Introducing visionOS: Apple’s New Operating System for Augmented Reality and Spatial Computing

VisionOS: Apple’s New Operating System for Augmented Reality

visionOS is the name of Apple’s newest operating system — the OS that powers the Apple Vision Pro, Apple’s soon-to-launch augmented reality headset.

Designed for Spatial Computing

Unveiled at its annual WWDC conference, Apple describes visionOS as “the first OS designed from the ground up for spatial computing” — spatial computing being Apple’s phrase of choice for augmented and virtual reality experiences. At the architecture level, visionOS shares core blocks in common with MacOS and iOS but adds a “real-time subsystem” for processing interactive visuals on the Apple Vision Pro.

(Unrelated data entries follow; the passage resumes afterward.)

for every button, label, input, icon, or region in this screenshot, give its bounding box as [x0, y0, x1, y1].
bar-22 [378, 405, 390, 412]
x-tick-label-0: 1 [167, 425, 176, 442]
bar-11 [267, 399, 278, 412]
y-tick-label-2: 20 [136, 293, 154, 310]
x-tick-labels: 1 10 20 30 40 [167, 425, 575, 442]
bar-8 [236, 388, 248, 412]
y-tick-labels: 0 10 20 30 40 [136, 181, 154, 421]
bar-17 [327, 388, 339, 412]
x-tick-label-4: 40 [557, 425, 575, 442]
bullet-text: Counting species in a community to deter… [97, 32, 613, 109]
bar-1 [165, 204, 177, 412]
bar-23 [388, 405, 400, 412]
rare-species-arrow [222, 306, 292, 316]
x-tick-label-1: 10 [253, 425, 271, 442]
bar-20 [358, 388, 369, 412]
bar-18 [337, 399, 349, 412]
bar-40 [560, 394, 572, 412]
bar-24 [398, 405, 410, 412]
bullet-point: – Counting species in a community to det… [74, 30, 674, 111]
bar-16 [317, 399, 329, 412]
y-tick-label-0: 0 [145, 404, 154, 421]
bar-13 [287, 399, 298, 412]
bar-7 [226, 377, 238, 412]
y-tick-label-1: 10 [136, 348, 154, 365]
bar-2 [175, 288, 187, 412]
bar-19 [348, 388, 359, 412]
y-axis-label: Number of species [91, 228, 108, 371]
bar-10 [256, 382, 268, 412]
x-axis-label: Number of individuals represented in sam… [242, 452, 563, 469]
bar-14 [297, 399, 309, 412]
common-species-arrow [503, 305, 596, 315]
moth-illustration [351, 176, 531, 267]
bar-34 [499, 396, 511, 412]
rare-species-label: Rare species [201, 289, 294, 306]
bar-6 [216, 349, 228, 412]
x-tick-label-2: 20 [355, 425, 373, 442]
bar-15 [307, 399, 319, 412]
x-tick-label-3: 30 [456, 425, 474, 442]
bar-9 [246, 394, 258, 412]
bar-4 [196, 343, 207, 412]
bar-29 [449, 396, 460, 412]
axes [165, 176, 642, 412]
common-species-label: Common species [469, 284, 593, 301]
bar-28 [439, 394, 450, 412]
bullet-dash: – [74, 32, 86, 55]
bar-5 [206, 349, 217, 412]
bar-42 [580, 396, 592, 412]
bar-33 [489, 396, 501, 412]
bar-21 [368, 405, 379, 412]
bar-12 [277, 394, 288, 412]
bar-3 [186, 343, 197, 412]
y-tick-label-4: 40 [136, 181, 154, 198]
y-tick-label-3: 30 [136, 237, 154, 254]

Three-Dimensional Interface

visionOS three-dimensional interface frees apps from the boundaries of a traditional display so that they can appear side by side at different scales. The UI responds dynamically to natural light, casting shadows to help communicate scale and distance.

Apps and App Store

At launch, visionOS will feature apps — including Unity apps, which run natively on the Vision Pro — from Adobe (specifically Lightroom), Microsoft (Teams and Office), Cisco (WebEx), Zoom, and other major developers. There’s medical software for looking at renders of anatomy and an engineering app for visualizing things like physics phenomena, like airflow, on top of real-world objects.

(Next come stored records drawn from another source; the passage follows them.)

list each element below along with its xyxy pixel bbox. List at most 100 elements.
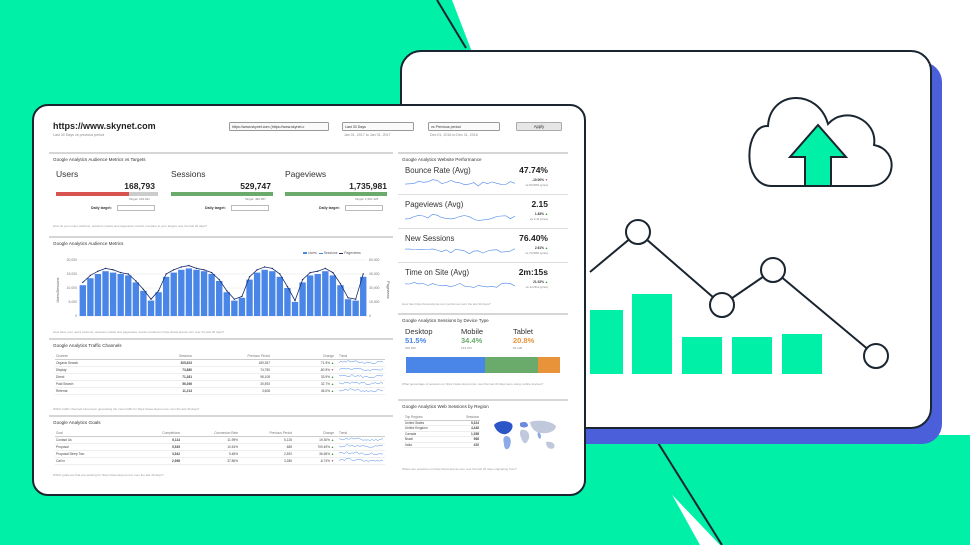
traffic-channels-title: Google Analytics Traffic Channels [53, 343, 122, 348]
region-sessions: 4,448 [451, 425, 480, 432]
daily-target-label: Daily target: [205, 206, 226, 210]
y2-tick-label: 60,000 [369, 258, 379, 262]
table-row: Contact Us 6,114 11.99% 5,125 19.30% ▲ [55, 436, 385, 444]
pageviews-point [173, 269, 175, 271]
channel-name: Organic Search [55, 359, 155, 367]
pageviews-point [157, 290, 160, 292]
perf-change: 21.02% [533, 280, 544, 284]
performance-footer: How has https://www.skynet.com performed… [402, 302, 491, 306]
perf-value: 76.40% [519, 233, 548, 243]
compare-select[interactable]: vs Previous period [428, 122, 500, 131]
pageviews-point [317, 270, 319, 272]
divider [398, 262, 568, 263]
device-share-bar [406, 357, 560, 373]
daily-target-pageviews-input[interactable] [345, 205, 383, 211]
goal-rate: 37.86% [181, 457, 239, 465]
sparkline [338, 457, 383, 462]
chart-bar [94, 274, 102, 316]
goals-panel: Google Analytics Goals Goal Completions … [49, 415, 393, 494]
sparkline [338, 387, 384, 392]
col-channel: Channel [55, 354, 155, 360]
perf-label: Pageviews (Avg) [405, 200, 464, 209]
legend-users: Users [307, 251, 317, 255]
diagonal-line-top [436, 0, 467, 49]
perf-sparkline [405, 213, 515, 221]
y2-tick-label: 45,000 [369, 272, 379, 276]
chart-bar [170, 272, 177, 316]
pageviews-point [241, 295, 243, 298]
chart-bar [306, 275, 314, 316]
audience-metrics-footer: How have your users (visitors), sessions… [53, 330, 225, 334]
site-select[interactable]: https://www.skynet.com (https://www.skyn… [229, 122, 329, 131]
chart-bar [208, 274, 215, 316]
chart-bar [216, 281, 223, 316]
goals-footer: Which goals are that are working for htt… [53, 473, 164, 477]
chart-bar [185, 268, 193, 316]
perf-label: New Sessions [405, 234, 455, 243]
apply-button[interactable]: Apply [516, 122, 562, 131]
chart-bar [117, 274, 124, 316]
pageviews-point [210, 271, 213, 274]
metric-sessions-value: 529,747 [240, 181, 271, 191]
metric-users-label: Users [56, 169, 79, 179]
pageviews-point [362, 273, 364, 275]
audience-metrics-panel: Google Analytics Audience Metrics Users … [49, 236, 393, 338]
channel-change: 45.0% [320, 388, 330, 393]
goal-change: -8.74% [319, 458, 330, 463]
goals-title: Google Analytics Goals [53, 420, 101, 425]
metric-pageviews-target: Target: 1,561,326 [355, 197, 379, 201]
legend-sessions: Sessions [323, 251, 338, 255]
divider [398, 228, 568, 229]
pageviews-point [354, 298, 357, 300]
sparkline [338, 359, 384, 364]
pageviews-point [233, 298, 236, 300]
sparkline [338, 444, 384, 447]
channel-name: Direct [55, 373, 155, 381]
chart-bar [200, 271, 208, 316]
sparkline [338, 381, 384, 385]
decor-line-graph [589, 219, 889, 369]
pageviews-point [332, 271, 334, 274]
chart-bar [193, 269, 200, 316]
region-title: Google Analytics Web Sessions by Region [402, 404, 489, 409]
pageviews-point [286, 285, 289, 288]
table-row: Call In 2,998 37.86% 3,285 -8.74% ▼ [55, 457, 385, 465]
channel-previous: 74,750 [193, 366, 271, 374]
chart-bar [155, 292, 162, 316]
channel-previous: 30,593 [193, 380, 271, 388]
pageviews-point [309, 271, 311, 274]
y-tick-label: 0 [75, 314, 77, 318]
metric-users-value: 168,793 [124, 181, 155, 191]
device-desktop-label: Desktop [405, 327, 433, 336]
daily-target-users-input[interactable] [117, 205, 155, 211]
channel-name: Paid Search [55, 380, 155, 388]
perf-value: 47.74% [519, 165, 548, 175]
table-row: Proposal 5,545 10.54% 685 709.49% ▲ [55, 443, 385, 451]
arrow-up-icon: ▲ [330, 451, 334, 456]
goal-name: Proposal [55, 443, 127, 451]
goal-name: Call In [55, 457, 127, 465]
daily-target-sessions-input[interactable] [231, 205, 269, 211]
chart-bar [147, 300, 155, 316]
period-select[interactable]: Last 30 Days [342, 122, 414, 131]
chart-bar [125, 275, 132, 316]
pageviews-point [89, 274, 92, 277]
chart-bar [109, 272, 117, 316]
world-map [494, 420, 556, 450]
channel-name: Referral [55, 387, 155, 395]
chart-bar [231, 300, 238, 316]
pageviews-point [188, 264, 190, 267]
arrow-up-icon: ▲ [544, 212, 548, 216]
col-completions: Completions [127, 431, 181, 437]
col-goal: Goal [55, 431, 127, 437]
divider [398, 194, 568, 195]
pageviews-point [301, 278, 304, 281]
metric-pageviews-value: 1,735,981 [349, 181, 387, 191]
chart-bar [344, 299, 352, 316]
device-segment-tablet [538, 357, 560, 373]
pageviews-point [82, 281, 84, 284]
performance-panel: Google Analytics Website Performance Bou… [398, 152, 568, 309]
sparkline [338, 437, 384, 441]
daily-target-label: Daily target: [319, 206, 340, 210]
sparkline [338, 367, 384, 371]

You’ll get those apps and more from a brand-new app store, which is launching simultaneously with the Vision Pro. Beyond apps, more than 100 Apple Arcade titles will be available to play on “day one,” Apple says.

EyeSight and Optic ID

In tandem with the Vision Pro’s hardware, visionOS underpins EyeSight, which projects the eyes of whoever’s wearing the Vision Pro onto the headset’s curved outer display. Apple also highlighted the new security system in visionOS, called Optic ID, which uses iris scans for authentication. The data’s encrypted and works with Secure Enclave, the subsystem integrated into Apple system-on-chips. But Apple made it clear during today’s prerecorded presentation that telemetry data, like how you’re interacting with apps and websites, stays private.